Sprout
By Robert Lynch
At the end of the garden, near the row of beans, it sprouted. I was picking the morning’s harvest when I spotted it. A tiny purple sprout with heart-shaped leaves.
I raced to the house and grabbed Dan. “I need you to have a look at this,” I told him.
We went back to the sprout. He stared at it. “How is that possible?” he asked. “That shouldn’t be able to grow inside the dome.”
“Go grab a pot; we’ll transplant it and show the others,” I said.
We took the sprout to the colony hall and called around the others. They were as wide-eyed at it as Dan, and I had been.
“I thought that they could only live in a cyanide atmosphere,” Mary said, leaning in and tapping it with a pen. A plume of purple dust shook off the leaves. “Wow, that’s remarkable,” Mary said. But then she started to cough. She drew back from the sprout and fell backwards, the spittle foaming white as she stopped breathing. As she was taken to the Infirmary, I grabbed a cover and sealed in the sprout; then headed to the Infirmary.
Virginia managed to get Mary’s heart going again, Mary was still unconscious, but her laboured breathing was steady. “It’s cyanide poising, the blood test confirms it.”
“So the atmosphere is because of the plants, not the other way ‘round as we thought,” Dan said.

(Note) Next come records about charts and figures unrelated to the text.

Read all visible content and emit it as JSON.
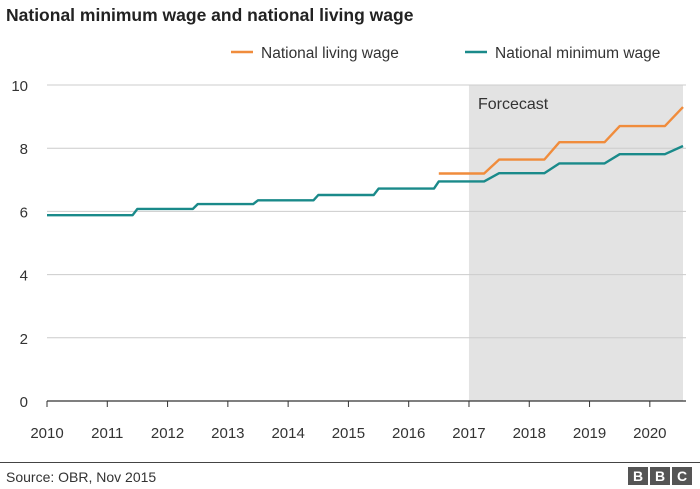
{
  "title": "National minimum wage and national living wage",
  "footer": {
    "source": "Source: OBR, Nov 2015",
    "logo_letters": [
      "B",
      "B",
      "C"
    ]
  },
  "chart_data": {
    "type": "line",
    "title": "National minimum wage and national living wage",
    "xlabel": "",
    "ylabel": "",
    "xlim": [
      2009.95,
      2020.55
    ],
    "ylim": [
      0,
      10
    ],
    "xticks": [
      "2010",
      "2011",
      "2012",
      "2013",
      "2014",
      "2015",
      "2016",
      "2017",
      "2018",
      "2019",
      "2020"
    ],
    "yticks": [
      "0",
      "2",
      "4",
      "6",
      "8",
      "10"
    ],
    "grid": "horizontal",
    "legend_position": "top-right",
    "shaded_region": {
      "label": "Forcecast",
      "x_start": 2017,
      "x_end": 2020.55,
      "color": "#e3e3e3"
    },
    "series": [
      {
        "name": "National living wage",
        "color": "#f08c3c",
        "points": [
          [
            2016.5,
            7.2
          ],
          [
            2017.25,
            7.2
          ],
          [
            2017.5,
            7.64
          ],
          [
            2018.25,
            7.64
          ],
          [
            2018.5,
            8.19
          ],
          [
            2019.25,
            8.19
          ],
          [
            2019.5,
            8.7
          ],
          [
            2020.25,
            8.7
          ],
          [
            2020.55,
            9.3
          ]
        ]
      },
      {
        "name": "National minimum wage",
        "color": "#1a8a8a",
        "points": [
          [
            2010.0,
            5.88
          ],
          [
            2011.42,
            5.88
          ],
          [
            2011.5,
            6.08
          ],
          [
            2012.42,
            6.08
          ],
          [
            2012.5,
            6.23
          ],
          [
            2013.42,
            6.23
          ],
          [
            2013.5,
            6.35
          ],
          [
            2014.42,
            6.35
          ],
          [
            2014.5,
            6.52
          ],
          [
            2015.42,
            6.52
          ],
          [
            2015.5,
            6.72
          ],
          [
            2016.42,
            6.72
          ],
          [
            2016.5,
            6.95
          ],
          [
            2017.25,
            6.95
          ],
          [
            2017.5,
            7.21
          ],
          [
            2018.25,
            7.21
          ],
          [
            2018.5,
            7.52
          ],
          [
            2019.25,
            7.52
          ],
          [
            2019.5,
            7.81
          ],
          [
            2020.25,
            7.81
          ],
          [
            2020.55,
            8.07
          ]
        ]
      }
    ]
  }
}
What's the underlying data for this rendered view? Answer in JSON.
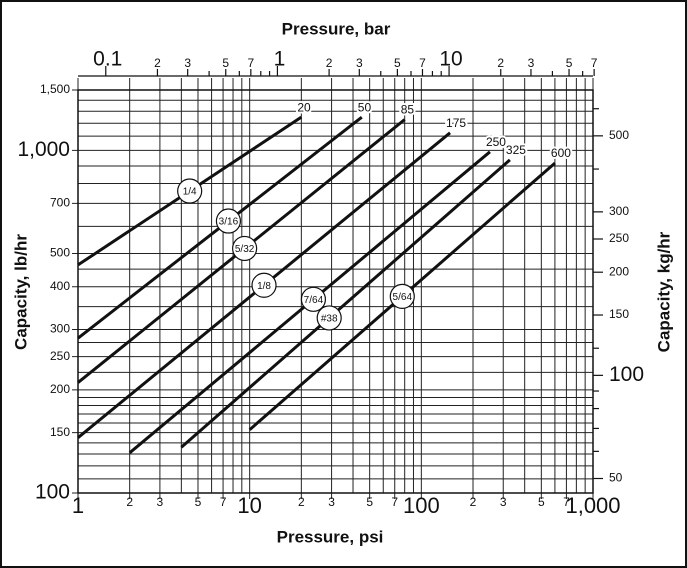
{
  "chart_data": {
    "type": "line",
    "x2_label": "Pressure, bar",
    "x_label": "Pressure, psi",
    "y_label": "Capacity, lb/hr",
    "y2_label": "Capacity, kg/hr",
    "log_scale": true,
    "grid": true,
    "xlim": [
      1,
      1000
    ],
    "ylim": [
      100,
      1500
    ],
    "xticks": [
      1,
      2,
      3,
      5,
      7,
      10,
      {
        "value": 20,
        "label": "2"
      },
      {
        "value": 30,
        "label": "3"
      },
      {
        "value": 50,
        "label": "5"
      },
      {
        "value": 70,
        "label": "7"
      },
      100,
      {
        "value": 200,
        "label": "2"
      },
      {
        "value": 300,
        "label": "3"
      },
      {
        "value": 500,
        "label": "5"
      },
      {
        "value": 700,
        "label": "7"
      },
      {
        "value": 1000,
        "label": "1,000"
      }
    ],
    "xminor": [
      4,
      6,
      8,
      9,
      40,
      60,
      80,
      90,
      400,
      600,
      800,
      900
    ],
    "yticks": [
      100,
      150,
      200,
      250,
      300,
      400,
      500,
      700,
      {
        "value": 1000,
        "label": "1,000"
      },
      {
        "value": 1500,
        "label": "1,500"
      }
    ],
    "yminor": [
      110,
      120,
      130,
      140,
      160,
      170,
      180,
      190,
      225,
      275,
      350,
      450,
      600,
      800,
      900,
      1100,
      1200,
      1300,
      1400
    ],
    "x2lim": [
      0.0689,
      68.95
    ],
    "x2ticks": [
      0.1,
      {
        "value": 0.2,
        "label": "2"
      },
      {
        "value": 0.3,
        "label": "3"
      },
      {
        "value": 0.5,
        "label": "5"
      },
      {
        "value": 0.7,
        "label": "7"
      },
      1,
      2,
      3,
      5,
      7,
      10,
      {
        "value": 20,
        "label": "2"
      },
      {
        "value": 30,
        "label": "3"
      },
      {
        "value": 50,
        "label": "5"
      },
      {
        "value": 70,
        "label": "7"
      }
    ],
    "x2minor": [
      0.4,
      0.6,
      0.8,
      0.9,
      4,
      6,
      8,
      9,
      40,
      60
    ],
    "y2lim": [
      45.36,
      680.4
    ],
    "y2ticks": [
      50,
      100,
      150,
      200,
      250,
      300,
      500
    ],
    "y2minor": [
      60,
      70,
      80,
      90,
      120,
      400,
      600
    ],
    "series": [
      {
        "name": "1/4",
        "end_label": "20",
        "color": "#111111",
        "x": [
          1,
          20
        ],
        "y": [
          463,
          1250
        ]
      },
      {
        "name": "3/16",
        "end_label": "50",
        "color": "#111111",
        "x": [
          1,
          45
        ],
        "y": [
          283,
          1250
        ]
      },
      {
        "name": "5/32",
        "end_label": "85",
        "color": "#111111",
        "x": [
          1,
          80
        ],
        "y": [
          210,
          1230
        ]
      },
      {
        "name": "1/8",
        "end_label": "175",
        "color": "#111111",
        "x": [
          1,
          147
        ],
        "y": [
          145,
          1125
        ]
      },
      {
        "name": "7/64",
        "end_label": "250",
        "color": "#111111",
        "x": [
          2,
          251
        ],
        "y": [
          131,
          990
        ]
      },
      {
        "name": "#38",
        "end_label": "325",
        "color": "#111111",
        "x": [
          4,
          328
        ],
        "y": [
          136,
          938
        ]
      },
      {
        "name": "5/64",
        "end_label": "600",
        "color": "#111111",
        "x": [
          10,
          600
        ],
        "y": [
          153,
          918
        ]
      }
    ]
  }
}
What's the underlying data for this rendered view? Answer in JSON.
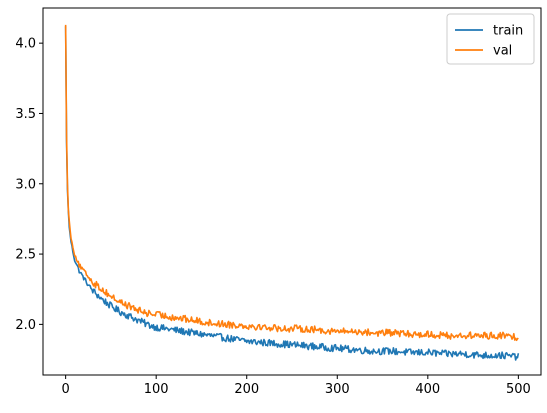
{
  "chart_data": {
    "type": "line",
    "title": "",
    "xlabel": "",
    "ylabel": "",
    "xlim": [
      -25,
      525
    ],
    "ylim": [
      1.64,
      4.25
    ],
    "xticks": [
      0,
      100,
      200,
      300,
      400,
      500
    ],
    "yticks": [
      2.0,
      2.5,
      3.0,
      3.5,
      4.0
    ],
    "xtick_labels": [
      "0",
      "100",
      "200",
      "300",
      "400",
      "500"
    ],
    "ytick_labels": [
      "2.0",
      "2.5",
      "3.0",
      "3.5",
      "4.0"
    ],
    "grid": false,
    "legend": {
      "position": "top-right",
      "entries": [
        "train",
        "val"
      ]
    },
    "series": [
      {
        "name": "train",
        "color": "#1f77b4",
        "points": [
          [
            0,
            4.12
          ],
          [
            1,
            3.3
          ],
          [
            2,
            2.96
          ],
          [
            3,
            2.8
          ],
          [
            4,
            2.7
          ],
          [
            5,
            2.63
          ],
          [
            7,
            2.55
          ],
          [
            10,
            2.46
          ],
          [
            15,
            2.38
          ],
          [
            20,
            2.33
          ],
          [
            25,
            2.28
          ],
          [
            30,
            2.24
          ],
          [
            40,
            2.18
          ],
          [
            50,
            2.13
          ],
          [
            60,
            2.09
          ],
          [
            70,
            2.06
          ],
          [
            80,
            2.03
          ],
          [
            90,
            2.0
          ],
          [
            100,
            1.98
          ],
          [
            120,
            1.96
          ],
          [
            140,
            1.94
          ],
          [
            160,
            1.92
          ],
          [
            180,
            1.9
          ],
          [
            200,
            1.88
          ],
          [
            220,
            1.87
          ],
          [
            240,
            1.86
          ],
          [
            260,
            1.85
          ],
          [
            280,
            1.84
          ],
          [
            300,
            1.83
          ],
          [
            320,
            1.82
          ],
          [
            340,
            1.81
          ],
          [
            360,
            1.81
          ],
          [
            380,
            1.8
          ],
          [
            400,
            1.8
          ],
          [
            420,
            1.79
          ],
          [
            440,
            1.79
          ],
          [
            460,
            1.78
          ],
          [
            480,
            1.78
          ],
          [
            500,
            1.77
          ]
        ],
        "noise": 0.025
      },
      {
        "name": "val",
        "color": "#ff7f0e",
        "points": [
          [
            0,
            4.13
          ],
          [
            1,
            3.35
          ],
          [
            2,
            3.0
          ],
          [
            3,
            2.83
          ],
          [
            4,
            2.73
          ],
          [
            5,
            2.66
          ],
          [
            7,
            2.58
          ],
          [
            10,
            2.5
          ],
          [
            15,
            2.42
          ],
          [
            20,
            2.38
          ],
          [
            25,
            2.34
          ],
          [
            30,
            2.3
          ],
          [
            40,
            2.25
          ],
          [
            50,
            2.2
          ],
          [
            60,
            2.16
          ],
          [
            70,
            2.13
          ],
          [
            80,
            2.1
          ],
          [
            90,
            2.08
          ],
          [
            100,
            2.07
          ],
          [
            120,
            2.05
          ],
          [
            140,
            2.03
          ],
          [
            160,
            2.01
          ],
          [
            180,
            2.0
          ],
          [
            200,
            1.99
          ],
          [
            220,
            1.98
          ],
          [
            240,
            1.97
          ],
          [
            260,
            1.97
          ],
          [
            280,
            1.96
          ],
          [
            300,
            1.95
          ],
          [
            320,
            1.95
          ],
          [
            340,
            1.94
          ],
          [
            360,
            1.94
          ],
          [
            380,
            1.93
          ],
          [
            400,
            1.93
          ],
          [
            420,
            1.92
          ],
          [
            440,
            1.92
          ],
          [
            460,
            1.92
          ],
          [
            480,
            1.92
          ],
          [
            500,
            1.91
          ]
        ],
        "noise": 0.025
      }
    ]
  }
}
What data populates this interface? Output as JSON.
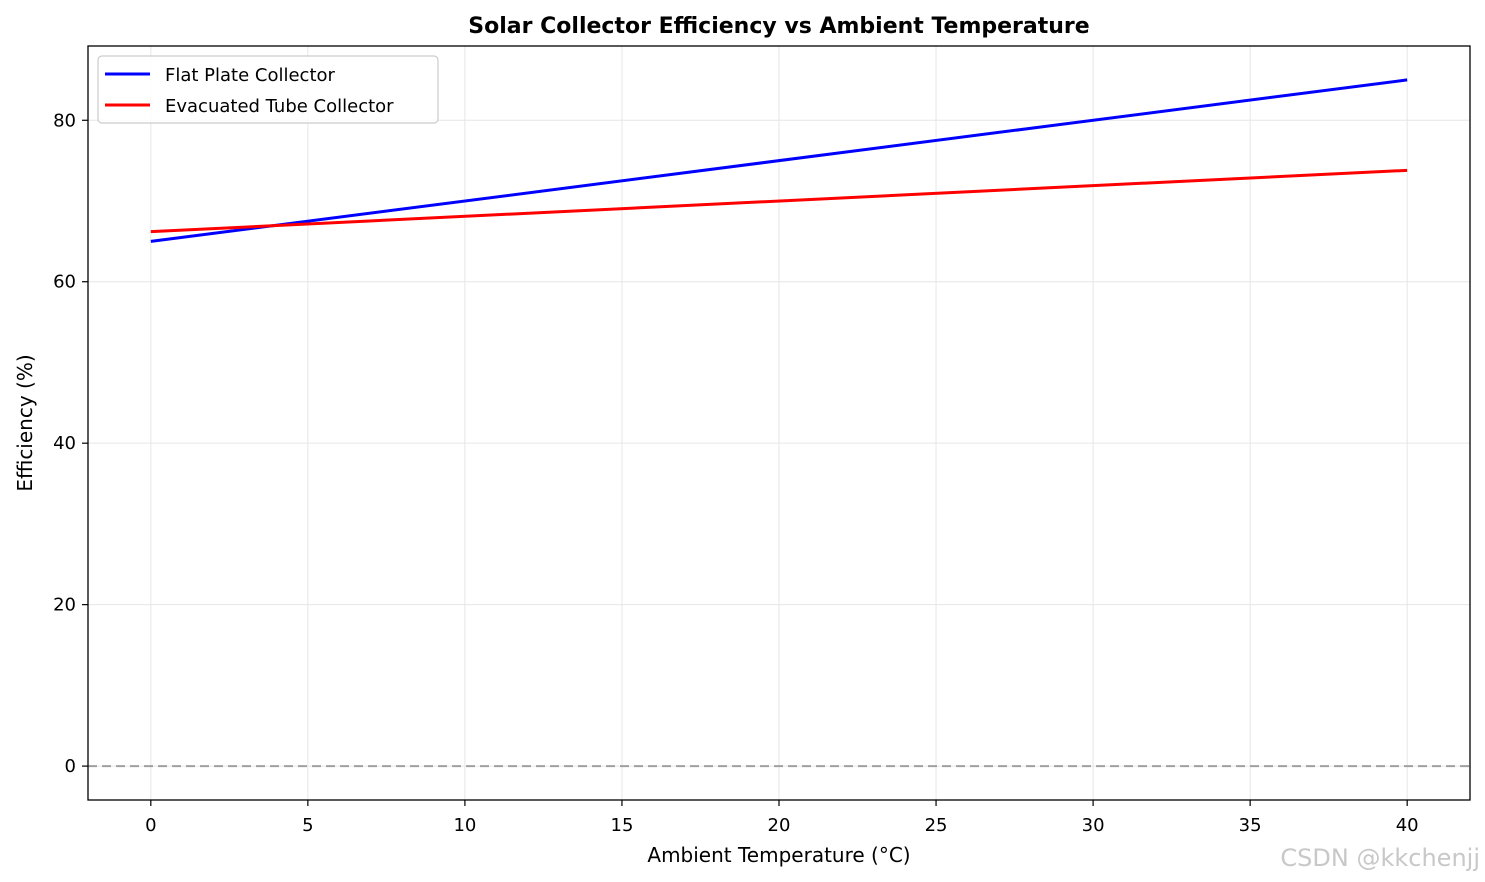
{
  "colors": {
    "flat_plate": "#0000ff",
    "evacuated_tube": "#ff0000",
    "reference_line": "#a0a0a0",
    "grid": "#e6e6e6"
  },
  "watermark": "CSDN @kkchenjj",
  "chart_data": {
    "type": "line",
    "title": "Solar Collector Efficiency vs Ambient Temperature",
    "xlabel": "Ambient Temperature (°C)",
    "ylabel": "Efficiency (%)",
    "xlim": [
      -2,
      42
    ],
    "ylim": [
      -4.2,
      89.2
    ],
    "xticks": [
      0,
      5,
      10,
      15,
      20,
      25,
      30,
      35,
      40
    ],
    "yticks": [
      0,
      20,
      40,
      60,
      80
    ],
    "grid": true,
    "legend_position": "top-left",
    "reference_line": {
      "y": 0,
      "style": "dashed"
    },
    "x": [
      0,
      40
    ],
    "series": [
      {
        "name": "Flat Plate Collector",
        "color": "#0000ff",
        "values": [
          65.0,
          85.0
        ]
      },
      {
        "name": "Evacuated Tube Collector",
        "color": "#ff0000",
        "values": [
          66.2,
          73.8
        ]
      }
    ]
  }
}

“It seems so,” Virginia confirmed, “I don’t know how that sprout got in here, but we have to destroy it. Contamination from the outside could lead to losing six years of work building the colony.”
As we returned to the table at the colony hall, we couldn’t get close. Fine purple dust was wafting out the doors at ankle level. Quickly we closed up the colony hall, but it was no use. A trail of sprouts had emerged from the garden to the colony hall. We had seeded sprouts all over the place when we had moved the sprout; they too were emitting purple dust.
We fell back to the Infirmary, calling the whole colony to rally there as protocol dictated.
Wearing hazmat suits Dan and I headed back out to the sprouts, now covering almost 10% of the colony. “We have to burn off the sprouts,” Dan said, holding up a spray pack and a lighter.
“No, wait!” I said. It was too late.
Dan ignited the hydrogen cyanide in the atmosphere. A ball of fire plumed up and hit the dome, shattering it. I was thrown back towards the Infirmary. Dan was engulfed in fire.
The cyanide atmosphere flooded into the broken dome.
Singed, but still alive, I crawled toward the Infirmary. My eyes stung, and I held my breath. Without an air supply, I didn’t dare breathe. I closed my eyes and tried to crawl toward safety with my eyes closed.